- Theatrical release poster
- Directed by: Raffaele Rossi Laerte Calicchio
- Screenplay by: Raffaele Rossi
- Starring: Zaíra Bueno Oasis Minniti Jussara Calmon Walder Laurentis Marília Nauê
- Production company: Empresa Cinematográfica Rossi
- Release date: 7 July 1982;
- Running time: 83 minutes
- Language: Portuguese

= Coisas Eróticas =

Coisas Eróticas (lit. 'Erotic Things') is a 1982 Brazilian pornographic film. Composed of three episodes, it was directed by Raffaele Rossi and Laerte Calicchio. Released during the military dictatorship, it is considered the first explicit sex film produced in Brazil and remains one of the highest-grossing films in the history of Brazilian cinema, with more than 20 million viewers. In 1984, a sequel titled Coisas Eróticas II was released.

== Plot ==
After masturbating in the bathroom while leafing through an erotic magazine, Eduardo meets a beautiful mulatto model at a traffic light, who invites him to spend a weekend at her farm. Once there, Eduardo has sex with the model, while Arlete, her daughter, and her friend masturbate each other.

== Cast ==

- Jussara Calmon as Model
- Oasis Minniti as Eduardo
- Zaíra Bueno as Laura
- Ilse Cotrin as Arlete
- Walter Laurentis as Betinho
- Marly Paluaro
- Marília Nauê as Wife
- Ariadne de Lima

== Production ==
Director Raffaele Rossi was born in Sant'Arsenio, Italy, and arrived in Brazil at the age of 16, where he began working as a cinema projectionist. In the mid-1960s, he founded a small film production company, Companhia Cinematográfica Pindorama, with his friend Inrineu Travallini (a.k.a. Toni Cardi), and later created another, Panther's Cine Som. His film career became associated with Boca do Lixo, a stronghold of Brazilian underground cinema, where he shot some successful films at the box office, but largely ignored by mainstream critics, such as Pura Como Um Anjo... Será Virgem? (1976) and Roberta, A Moderna Gueixa do Sexo (1978).

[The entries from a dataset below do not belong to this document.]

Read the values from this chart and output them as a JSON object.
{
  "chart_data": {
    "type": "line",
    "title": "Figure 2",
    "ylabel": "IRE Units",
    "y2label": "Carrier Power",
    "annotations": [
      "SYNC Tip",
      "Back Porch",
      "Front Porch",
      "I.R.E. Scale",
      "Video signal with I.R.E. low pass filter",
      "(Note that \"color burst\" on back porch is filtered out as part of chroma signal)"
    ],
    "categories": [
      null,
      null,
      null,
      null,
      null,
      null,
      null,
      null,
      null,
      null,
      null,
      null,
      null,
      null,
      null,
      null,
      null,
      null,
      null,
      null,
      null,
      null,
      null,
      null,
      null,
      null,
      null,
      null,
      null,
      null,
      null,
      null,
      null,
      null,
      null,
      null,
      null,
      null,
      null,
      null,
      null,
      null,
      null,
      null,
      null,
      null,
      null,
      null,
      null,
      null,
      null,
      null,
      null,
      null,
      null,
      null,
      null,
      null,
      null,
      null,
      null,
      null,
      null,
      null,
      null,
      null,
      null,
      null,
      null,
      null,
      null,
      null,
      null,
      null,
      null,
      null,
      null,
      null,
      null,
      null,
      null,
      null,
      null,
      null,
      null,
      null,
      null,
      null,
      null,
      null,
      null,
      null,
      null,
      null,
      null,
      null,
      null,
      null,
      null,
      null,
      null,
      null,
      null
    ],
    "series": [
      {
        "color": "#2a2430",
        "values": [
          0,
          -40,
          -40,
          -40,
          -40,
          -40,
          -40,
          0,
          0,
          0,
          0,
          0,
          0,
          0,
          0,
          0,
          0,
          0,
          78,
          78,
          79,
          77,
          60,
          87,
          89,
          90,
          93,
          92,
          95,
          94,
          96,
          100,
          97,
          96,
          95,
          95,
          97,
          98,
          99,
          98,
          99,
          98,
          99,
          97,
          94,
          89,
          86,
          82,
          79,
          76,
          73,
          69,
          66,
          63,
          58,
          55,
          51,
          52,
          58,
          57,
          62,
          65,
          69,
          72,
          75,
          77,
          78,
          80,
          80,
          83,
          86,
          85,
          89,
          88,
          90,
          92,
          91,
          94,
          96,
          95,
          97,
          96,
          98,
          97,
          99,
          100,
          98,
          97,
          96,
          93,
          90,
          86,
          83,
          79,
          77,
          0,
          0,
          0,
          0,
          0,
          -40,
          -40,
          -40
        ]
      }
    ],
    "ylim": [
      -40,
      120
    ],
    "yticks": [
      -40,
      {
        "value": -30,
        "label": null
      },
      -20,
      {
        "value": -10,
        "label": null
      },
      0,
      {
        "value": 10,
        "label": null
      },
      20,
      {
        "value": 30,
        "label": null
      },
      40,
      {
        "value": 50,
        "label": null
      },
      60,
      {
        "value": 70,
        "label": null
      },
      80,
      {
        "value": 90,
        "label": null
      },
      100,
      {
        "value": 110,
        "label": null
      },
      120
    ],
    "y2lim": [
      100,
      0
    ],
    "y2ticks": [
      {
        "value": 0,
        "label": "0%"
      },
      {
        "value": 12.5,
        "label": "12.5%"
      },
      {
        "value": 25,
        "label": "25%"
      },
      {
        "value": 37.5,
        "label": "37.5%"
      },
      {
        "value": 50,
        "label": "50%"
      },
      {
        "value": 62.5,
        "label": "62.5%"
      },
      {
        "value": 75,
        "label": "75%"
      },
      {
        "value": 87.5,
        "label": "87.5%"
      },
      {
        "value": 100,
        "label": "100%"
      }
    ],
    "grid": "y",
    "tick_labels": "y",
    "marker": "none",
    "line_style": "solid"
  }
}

With the release of the film In the Realm of the Senses (1976) in Brazil under the military dictatorship in 1980, Rossi saw the opportunity to release a sexually explicit film, which he produced with Laerte Calicchio.

== Release ==
After the film surprisingly obtained a general release certificate from censorship, it was released at the Cine Windsor in São Paulo on July 7, 1982.

== Reception ==

=== Box office ===
The film is one of the biggest box office hits in the history of Brazilian cinema, with more than 20 million viewers.

=== Critical response ===
Like all of Rossi's films, it was ignored by mainstream critics at the time, and his work was only rediscovered decades later by cinephiles, critics and researchers of Brazilian cinema and the Boca do Lixo phenomenon.

Sérgio Alpendre in his review for Cinema in July 2012 said that the film is "a byproduct of Boca [do Lixo] that wouldn't have the slightest chance of attracting attention if it weren't for the long scenes of explicit sex [...] it seems like a sad experiment made by people with little talent, which by some irony of fate exploded in Brazilian cinemas." In a review published in January 2016 by Thiago Sgrili, he concludes that "Coisas Eróticas is a bizarre and very strange film. It's more of a comedy than an erotic film, as the name suggests."